Al-Razi berkeyakinan bahwa akal manusia kuat untuk mengetahui apa yang baik serta apa yang buruk, untuk tahu pada Tuhan dan untuk mengatur hidup manusia di dunia ini. Manusia dalam pendapatnya, pada dasarnya mempunyai daya berpikir yang sama besarnya, dan perbedaan timbul karena berlainan pendidikan dan berlainan suasana perkembangannya. Nabi-nabi, menurut pendapatnya, membawa kehancuran bagi manusia, dengan ajaran-ajaran mereka yang saling bertentangan. Bahkan ajaran-ajaran itu menimbulkan perasaan benci membenci di antara umat manusia yang terkadang meningkat menjadi peperangan agama. Semua agama ia kritik, orang tunduk pada agama, menurut pendapatnya, karena tradisi, kekuasaan yang ada pada pemuka-pemuka agama dan karena tertarik pada upacara-upacara yang mempengaruhi jiwa rakyat yang sederhana dalam pemikiran.

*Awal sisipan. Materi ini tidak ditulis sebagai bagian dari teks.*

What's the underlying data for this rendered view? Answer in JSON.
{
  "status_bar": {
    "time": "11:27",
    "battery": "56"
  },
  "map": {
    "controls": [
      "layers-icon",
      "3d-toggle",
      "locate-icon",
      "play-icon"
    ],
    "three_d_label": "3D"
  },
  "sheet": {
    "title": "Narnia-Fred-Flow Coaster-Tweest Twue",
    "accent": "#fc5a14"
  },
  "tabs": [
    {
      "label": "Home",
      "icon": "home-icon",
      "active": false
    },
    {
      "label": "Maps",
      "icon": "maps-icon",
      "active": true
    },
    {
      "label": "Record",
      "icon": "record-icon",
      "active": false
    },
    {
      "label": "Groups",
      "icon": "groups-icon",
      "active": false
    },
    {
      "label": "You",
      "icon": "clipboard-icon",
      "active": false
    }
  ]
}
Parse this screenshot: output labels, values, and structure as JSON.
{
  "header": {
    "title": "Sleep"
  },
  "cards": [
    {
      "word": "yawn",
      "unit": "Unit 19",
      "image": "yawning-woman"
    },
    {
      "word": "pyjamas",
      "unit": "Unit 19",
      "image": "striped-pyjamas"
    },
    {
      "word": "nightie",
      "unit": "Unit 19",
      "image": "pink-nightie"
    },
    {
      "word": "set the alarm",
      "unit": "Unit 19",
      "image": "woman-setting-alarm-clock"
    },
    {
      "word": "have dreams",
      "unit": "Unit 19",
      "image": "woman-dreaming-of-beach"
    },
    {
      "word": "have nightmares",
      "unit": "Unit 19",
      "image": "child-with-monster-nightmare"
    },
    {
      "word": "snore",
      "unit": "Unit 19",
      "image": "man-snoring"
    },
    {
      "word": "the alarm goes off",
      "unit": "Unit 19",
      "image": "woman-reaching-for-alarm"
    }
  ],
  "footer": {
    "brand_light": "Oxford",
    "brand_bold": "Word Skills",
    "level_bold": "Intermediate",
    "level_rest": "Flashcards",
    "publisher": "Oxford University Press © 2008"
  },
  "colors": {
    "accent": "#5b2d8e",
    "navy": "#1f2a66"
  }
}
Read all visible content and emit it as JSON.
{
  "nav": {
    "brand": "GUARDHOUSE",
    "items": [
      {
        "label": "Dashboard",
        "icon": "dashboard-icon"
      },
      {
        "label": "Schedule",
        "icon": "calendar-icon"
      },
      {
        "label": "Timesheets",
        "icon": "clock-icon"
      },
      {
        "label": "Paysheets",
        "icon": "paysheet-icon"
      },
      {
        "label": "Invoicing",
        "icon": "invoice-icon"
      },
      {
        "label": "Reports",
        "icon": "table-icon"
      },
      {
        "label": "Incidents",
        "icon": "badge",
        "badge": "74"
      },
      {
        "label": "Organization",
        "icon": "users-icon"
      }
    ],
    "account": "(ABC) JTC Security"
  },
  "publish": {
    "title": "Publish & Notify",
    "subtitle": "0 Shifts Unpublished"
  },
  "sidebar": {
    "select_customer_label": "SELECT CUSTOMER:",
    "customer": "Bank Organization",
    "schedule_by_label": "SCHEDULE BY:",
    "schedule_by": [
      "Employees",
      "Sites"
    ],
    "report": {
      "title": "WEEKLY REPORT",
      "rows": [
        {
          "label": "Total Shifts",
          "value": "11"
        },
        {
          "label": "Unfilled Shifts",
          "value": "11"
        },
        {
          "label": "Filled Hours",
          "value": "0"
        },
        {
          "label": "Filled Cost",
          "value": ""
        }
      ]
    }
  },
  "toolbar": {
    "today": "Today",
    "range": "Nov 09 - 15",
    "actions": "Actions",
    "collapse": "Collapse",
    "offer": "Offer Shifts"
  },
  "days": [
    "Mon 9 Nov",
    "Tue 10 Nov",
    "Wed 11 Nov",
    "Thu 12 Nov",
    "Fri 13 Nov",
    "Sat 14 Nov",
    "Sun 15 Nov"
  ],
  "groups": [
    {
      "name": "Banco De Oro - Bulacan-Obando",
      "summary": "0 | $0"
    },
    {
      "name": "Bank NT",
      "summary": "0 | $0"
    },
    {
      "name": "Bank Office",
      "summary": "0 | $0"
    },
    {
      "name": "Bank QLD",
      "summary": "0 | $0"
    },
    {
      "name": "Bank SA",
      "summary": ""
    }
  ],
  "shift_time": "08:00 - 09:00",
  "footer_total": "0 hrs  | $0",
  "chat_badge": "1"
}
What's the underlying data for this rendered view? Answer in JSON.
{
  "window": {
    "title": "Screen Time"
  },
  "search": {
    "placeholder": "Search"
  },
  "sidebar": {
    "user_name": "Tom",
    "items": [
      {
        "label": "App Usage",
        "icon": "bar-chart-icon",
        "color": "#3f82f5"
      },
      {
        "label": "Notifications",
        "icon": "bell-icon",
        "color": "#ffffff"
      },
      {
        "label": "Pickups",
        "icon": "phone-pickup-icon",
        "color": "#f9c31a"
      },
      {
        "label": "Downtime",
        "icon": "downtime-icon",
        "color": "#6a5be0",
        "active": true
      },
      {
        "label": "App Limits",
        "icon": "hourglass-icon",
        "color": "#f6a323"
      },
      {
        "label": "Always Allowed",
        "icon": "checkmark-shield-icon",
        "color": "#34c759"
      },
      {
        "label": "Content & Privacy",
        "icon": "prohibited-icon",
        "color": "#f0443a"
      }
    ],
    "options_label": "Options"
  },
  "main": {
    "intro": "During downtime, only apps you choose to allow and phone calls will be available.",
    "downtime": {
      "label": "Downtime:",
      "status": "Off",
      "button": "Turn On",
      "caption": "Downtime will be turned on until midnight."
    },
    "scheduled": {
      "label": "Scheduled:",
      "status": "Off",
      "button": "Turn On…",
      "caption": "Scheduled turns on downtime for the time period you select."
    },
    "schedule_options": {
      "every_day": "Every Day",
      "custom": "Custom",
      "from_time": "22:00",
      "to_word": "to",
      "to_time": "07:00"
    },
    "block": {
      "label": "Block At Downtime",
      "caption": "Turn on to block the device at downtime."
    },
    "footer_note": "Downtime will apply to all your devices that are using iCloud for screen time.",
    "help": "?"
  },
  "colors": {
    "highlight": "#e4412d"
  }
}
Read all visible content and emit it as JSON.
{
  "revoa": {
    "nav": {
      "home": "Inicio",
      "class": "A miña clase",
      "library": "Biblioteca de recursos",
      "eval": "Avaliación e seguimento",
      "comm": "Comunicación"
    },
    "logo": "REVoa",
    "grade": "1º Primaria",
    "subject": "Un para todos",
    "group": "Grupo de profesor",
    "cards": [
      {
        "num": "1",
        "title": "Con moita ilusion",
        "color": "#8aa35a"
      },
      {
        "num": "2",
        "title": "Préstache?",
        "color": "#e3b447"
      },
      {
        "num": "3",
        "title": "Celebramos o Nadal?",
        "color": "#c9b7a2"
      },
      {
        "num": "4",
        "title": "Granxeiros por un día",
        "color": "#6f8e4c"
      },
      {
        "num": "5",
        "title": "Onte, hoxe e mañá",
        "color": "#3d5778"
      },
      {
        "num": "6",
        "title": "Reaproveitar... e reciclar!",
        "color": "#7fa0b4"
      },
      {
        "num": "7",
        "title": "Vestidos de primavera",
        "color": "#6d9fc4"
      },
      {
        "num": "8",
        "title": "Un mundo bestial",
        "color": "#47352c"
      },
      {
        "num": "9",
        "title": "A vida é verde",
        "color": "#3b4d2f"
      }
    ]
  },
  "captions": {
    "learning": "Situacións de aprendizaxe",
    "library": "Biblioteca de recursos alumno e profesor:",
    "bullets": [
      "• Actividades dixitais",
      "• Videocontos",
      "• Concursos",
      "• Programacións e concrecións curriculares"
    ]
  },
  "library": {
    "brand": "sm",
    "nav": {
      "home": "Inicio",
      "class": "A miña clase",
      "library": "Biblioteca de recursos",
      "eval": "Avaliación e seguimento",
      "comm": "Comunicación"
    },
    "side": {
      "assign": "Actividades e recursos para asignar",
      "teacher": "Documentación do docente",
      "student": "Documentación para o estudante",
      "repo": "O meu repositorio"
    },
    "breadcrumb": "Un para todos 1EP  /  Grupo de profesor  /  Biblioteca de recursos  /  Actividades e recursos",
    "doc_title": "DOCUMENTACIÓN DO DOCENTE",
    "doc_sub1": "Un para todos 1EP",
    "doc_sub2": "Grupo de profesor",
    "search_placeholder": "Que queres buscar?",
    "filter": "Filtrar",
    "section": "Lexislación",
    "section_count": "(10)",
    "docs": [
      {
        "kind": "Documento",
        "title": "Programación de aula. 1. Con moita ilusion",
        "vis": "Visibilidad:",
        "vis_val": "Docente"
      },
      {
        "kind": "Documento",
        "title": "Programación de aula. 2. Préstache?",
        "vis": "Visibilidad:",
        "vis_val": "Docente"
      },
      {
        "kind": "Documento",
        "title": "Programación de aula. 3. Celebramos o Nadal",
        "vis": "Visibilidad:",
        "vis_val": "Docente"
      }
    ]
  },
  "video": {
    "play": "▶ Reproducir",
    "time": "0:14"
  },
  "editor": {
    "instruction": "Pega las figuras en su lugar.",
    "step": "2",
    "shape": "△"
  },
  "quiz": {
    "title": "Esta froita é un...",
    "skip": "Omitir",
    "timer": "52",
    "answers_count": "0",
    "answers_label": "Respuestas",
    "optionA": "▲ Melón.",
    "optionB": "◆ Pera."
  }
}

Qur’an baik dalam bahasa dan gaya maupun dalam isi tidak merupakan mukjiyat. Al-Razi lebih mementingkan buku-buku filsafat dan ilmu pengetahuan dari pada buku-buku agama. meskipun ia menentang adanya agama pada umumnya, ia bukanlah seorang yang  atheis, malahan seorang yang monotheis yang percaya pada adanya Tuhan sebagai penyusun dan pengatur alam ini (JWM, Bakker SY, 1978: 42). Dalam falsafatnya mengenai hubungan manusia dengan Tuhan ia dekat pada falsafat Pythagoras, yang memandang kesenangan manusia sebenarnya adalah kembali kepada Tuhan dengan meninggalkan alam materi ini. Untuk kembali kepada Tuhan, roh harus terlebih dahulu disucikan dan yang dapat menyucikan roh adalah ilmu pengetahuan dan berpantang mengerjakan beberapa hal. Bagi Al-Razi sebagaimana dilihat, jalan mensucikan roh adalah filsafat. Dalam hal faham Pythagoras ada transmigration of souls dan ini dalam faham al-Razi tidaklah jelas. Al-Razi dengan demikian dekat menyerupai zahid, dalam hal hidup kebendaan. Tetapi ia menganjurkan moderasi, jangan terlalu bersifat zahid tetapi pula jangan terlalu mencari kesenangan. Manusia harus menjauhi kesenangan yang dapat diperoleh hanya dengan menyakiti orang lain atau yang bertentangan dengan rasio. Tetapi sebaliknya manusia jangan pula sampai tidak makan atau berpakaian, tetapi makan dan berpakaian sekedar untuk memelihara diri (Pradana Boy, 2004: 100.). 
Al-Razi adalah filosof yang berani mengeluarkan pendapat-pendapatnya sungguhpun itu bertentangan dengan faham yang dianut umat Islam , yaitu :
1). Tidak percaya pada wahyu
2). Qur’an tidak mukjizat
3). Tidak percaya pada nabi-nabi
4). Adanya hal-hal yang kekal dalam arti tidak bermula dan tidak berakhir selain Tuhan. 
Tetapi sungguhpun demikian namanya tercantum di antara pemikir-pemikir Islam  lain dalam Tarikh Hukama Al-Islam  karangan Zahir Al-Din Al-Baihaqi, bahkan di dalam Tabaqat Al-Umam karangan Abu Al-Qasim Sa’id Ibn Ahmad Al-Andalusi, ia disebut dokter umat Islam  yang tiada tandingannya (Harun Nasution, 1994: 19).